Courtney Love has also bristled at the similarities of a recent Rodrigo promo image to the cover of Live Through This, the landmark 1994 album by Love’s band Hole. At least in this case, Love has occasionally seemed like she might be having fun with the whole thing and isn’t too upset about it. But you never know!

My skepticism about all of this doesn’t stem from a desire to defend Rodrigo. I am not an Olivia Rodrigo superfan. Though her singles are great, I think her album swings too wildly and too often between “pop-punk rave-up” and “plaintive ballad.” Still, she’s clearly an incredibly talented young songwriter who will have every opportunity to forge a long, fruitful career full of catchy songs whose hooks are hard to deny.

Plus, any blame for at least some of the “rip-offs” featured in the video should be distributed equally among Rodrigo’s collaborators, like co-writer Daniel Nigro or “Good 4 U” video director Petra Collins. If we accept the premise of the argument — Olivia Rodrigo is a big ol’ copycat — then shouldn’t at least some of the responsibility lie with the other people working with her who have surely heard of Taylor Swift and/or Billie Eilish?

The main reason I’m so skeptical of the “copycat” argument, however, is that even if Rodrigo has made her influences very clear, there’s not really anything wrong with that. All art is built out of other art, and what makes it original is the way an artist remixes and recombines the things that have inspired them. That’s all Olivia Rodrigo is up to, and while she’s being criticized because she’s a hot star of the moment, it’s a criticism that shouldn’t really hold water, no matter which artist is being accused. There’s a fine line between “plagiarism” and “paying homage,” but most good artists (including Rodrigo) know exactly how to stay on the right side of it.

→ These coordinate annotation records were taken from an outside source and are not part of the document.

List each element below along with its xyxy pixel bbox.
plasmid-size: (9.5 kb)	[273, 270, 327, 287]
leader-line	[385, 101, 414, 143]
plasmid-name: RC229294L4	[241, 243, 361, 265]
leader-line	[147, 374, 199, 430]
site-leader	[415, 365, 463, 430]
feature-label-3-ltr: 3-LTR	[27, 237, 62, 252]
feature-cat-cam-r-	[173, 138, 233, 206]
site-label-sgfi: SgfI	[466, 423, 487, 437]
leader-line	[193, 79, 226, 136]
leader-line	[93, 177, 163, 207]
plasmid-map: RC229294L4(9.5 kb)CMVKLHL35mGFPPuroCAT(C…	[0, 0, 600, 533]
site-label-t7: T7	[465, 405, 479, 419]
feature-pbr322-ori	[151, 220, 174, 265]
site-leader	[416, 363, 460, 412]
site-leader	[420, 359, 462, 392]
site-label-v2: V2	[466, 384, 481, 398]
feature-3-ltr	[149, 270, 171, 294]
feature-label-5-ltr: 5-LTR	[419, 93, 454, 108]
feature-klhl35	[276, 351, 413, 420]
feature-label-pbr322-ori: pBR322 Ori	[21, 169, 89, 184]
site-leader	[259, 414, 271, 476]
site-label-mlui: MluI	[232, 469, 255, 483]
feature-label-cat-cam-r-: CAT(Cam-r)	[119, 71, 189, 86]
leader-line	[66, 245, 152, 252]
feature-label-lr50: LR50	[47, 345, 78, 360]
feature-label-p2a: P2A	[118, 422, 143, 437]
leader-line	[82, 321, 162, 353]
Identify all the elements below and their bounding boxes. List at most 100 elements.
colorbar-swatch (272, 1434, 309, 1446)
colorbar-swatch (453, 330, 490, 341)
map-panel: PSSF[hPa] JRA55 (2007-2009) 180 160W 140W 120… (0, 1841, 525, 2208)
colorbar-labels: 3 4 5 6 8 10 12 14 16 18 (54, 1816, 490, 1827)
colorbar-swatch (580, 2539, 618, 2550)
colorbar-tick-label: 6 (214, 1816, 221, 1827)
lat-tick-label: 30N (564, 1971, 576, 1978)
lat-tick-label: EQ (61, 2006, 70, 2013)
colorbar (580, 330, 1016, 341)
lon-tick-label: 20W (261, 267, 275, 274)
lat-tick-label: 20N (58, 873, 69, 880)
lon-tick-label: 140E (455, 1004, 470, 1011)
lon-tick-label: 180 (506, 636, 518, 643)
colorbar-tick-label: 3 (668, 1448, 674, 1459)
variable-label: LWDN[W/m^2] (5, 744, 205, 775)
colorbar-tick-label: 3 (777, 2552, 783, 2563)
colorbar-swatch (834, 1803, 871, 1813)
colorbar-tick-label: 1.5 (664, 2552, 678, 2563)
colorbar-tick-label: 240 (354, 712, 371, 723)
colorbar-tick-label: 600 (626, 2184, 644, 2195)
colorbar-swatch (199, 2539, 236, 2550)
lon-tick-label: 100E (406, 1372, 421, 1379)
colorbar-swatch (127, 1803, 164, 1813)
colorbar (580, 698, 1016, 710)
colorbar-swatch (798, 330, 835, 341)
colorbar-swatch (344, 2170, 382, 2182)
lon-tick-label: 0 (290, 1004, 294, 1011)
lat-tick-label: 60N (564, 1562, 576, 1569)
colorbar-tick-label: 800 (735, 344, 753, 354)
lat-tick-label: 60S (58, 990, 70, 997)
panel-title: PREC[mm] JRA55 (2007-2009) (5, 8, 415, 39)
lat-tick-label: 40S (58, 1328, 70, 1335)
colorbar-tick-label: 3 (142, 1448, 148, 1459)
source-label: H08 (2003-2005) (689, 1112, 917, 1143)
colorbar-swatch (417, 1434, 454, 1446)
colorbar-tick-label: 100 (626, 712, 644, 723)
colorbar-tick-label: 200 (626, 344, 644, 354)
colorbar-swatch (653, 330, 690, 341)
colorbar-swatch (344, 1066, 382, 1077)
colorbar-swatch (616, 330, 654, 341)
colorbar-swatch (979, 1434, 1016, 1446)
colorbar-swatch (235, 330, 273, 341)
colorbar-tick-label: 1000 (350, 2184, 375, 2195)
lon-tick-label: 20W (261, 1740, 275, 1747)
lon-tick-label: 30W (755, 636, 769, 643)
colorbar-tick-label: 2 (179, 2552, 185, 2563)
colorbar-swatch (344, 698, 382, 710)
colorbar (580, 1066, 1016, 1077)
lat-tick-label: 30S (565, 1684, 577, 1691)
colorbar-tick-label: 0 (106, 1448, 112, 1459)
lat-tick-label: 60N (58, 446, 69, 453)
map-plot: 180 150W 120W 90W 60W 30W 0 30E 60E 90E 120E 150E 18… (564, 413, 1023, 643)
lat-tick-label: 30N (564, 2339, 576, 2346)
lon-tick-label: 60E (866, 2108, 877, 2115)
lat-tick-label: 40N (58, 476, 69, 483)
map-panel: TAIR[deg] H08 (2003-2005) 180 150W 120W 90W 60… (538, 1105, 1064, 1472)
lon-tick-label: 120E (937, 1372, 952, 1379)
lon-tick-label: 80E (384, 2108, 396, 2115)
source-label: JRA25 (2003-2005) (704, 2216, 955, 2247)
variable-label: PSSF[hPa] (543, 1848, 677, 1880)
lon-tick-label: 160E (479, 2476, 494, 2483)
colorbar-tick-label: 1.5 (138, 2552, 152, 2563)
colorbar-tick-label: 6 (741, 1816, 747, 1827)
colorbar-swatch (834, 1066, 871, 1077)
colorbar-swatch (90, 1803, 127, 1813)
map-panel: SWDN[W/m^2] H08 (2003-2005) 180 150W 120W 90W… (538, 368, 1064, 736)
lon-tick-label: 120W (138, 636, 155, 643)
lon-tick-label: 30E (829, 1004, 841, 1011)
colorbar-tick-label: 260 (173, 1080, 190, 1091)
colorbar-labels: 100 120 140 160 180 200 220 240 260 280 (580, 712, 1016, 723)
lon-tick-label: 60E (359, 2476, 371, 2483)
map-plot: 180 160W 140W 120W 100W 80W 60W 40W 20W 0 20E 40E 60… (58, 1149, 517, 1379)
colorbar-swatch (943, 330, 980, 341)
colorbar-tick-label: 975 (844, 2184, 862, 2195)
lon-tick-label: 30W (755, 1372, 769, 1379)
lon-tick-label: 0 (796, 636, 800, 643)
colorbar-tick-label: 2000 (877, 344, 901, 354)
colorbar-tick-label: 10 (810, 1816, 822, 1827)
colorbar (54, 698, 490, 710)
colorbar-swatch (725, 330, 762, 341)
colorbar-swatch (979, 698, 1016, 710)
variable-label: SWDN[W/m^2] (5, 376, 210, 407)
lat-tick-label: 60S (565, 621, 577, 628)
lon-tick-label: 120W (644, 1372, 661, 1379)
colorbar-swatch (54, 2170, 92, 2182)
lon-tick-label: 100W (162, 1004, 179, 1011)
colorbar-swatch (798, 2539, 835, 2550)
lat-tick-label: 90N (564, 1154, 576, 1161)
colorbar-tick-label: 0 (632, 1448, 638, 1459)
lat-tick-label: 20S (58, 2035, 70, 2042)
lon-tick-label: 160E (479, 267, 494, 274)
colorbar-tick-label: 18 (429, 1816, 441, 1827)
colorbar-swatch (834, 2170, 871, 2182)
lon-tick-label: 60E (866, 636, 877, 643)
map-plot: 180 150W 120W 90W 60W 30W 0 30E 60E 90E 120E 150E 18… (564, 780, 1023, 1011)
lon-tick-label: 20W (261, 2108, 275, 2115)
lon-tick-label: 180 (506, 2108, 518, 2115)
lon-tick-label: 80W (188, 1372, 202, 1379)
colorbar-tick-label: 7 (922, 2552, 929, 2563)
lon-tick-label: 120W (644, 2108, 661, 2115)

Here is where Olivia Rodrigo succeeds wildly. She might still be growing into her songwriting abilities, and she might lean too heavily on her influences from time to time, but her combination of those influences and her taunting, wounded lyrics indicate that, yeah, she has stuff to say, even when that stuff is, “Don’t you hate it when your boyfriend breaks up with you?” (I do, Olivia.) That voice is what her fans — and many music critics — have responded to.

Art is perhaps the most powerful tool imaginable to let us gaze directly into somebody else’s brain and find the places where we’re the same and the places where we’re really different. It’s a conversation, carried out asymmetrically, where somebody says, “I feel this way. Do you, too?”

In the best cases, you really, really do.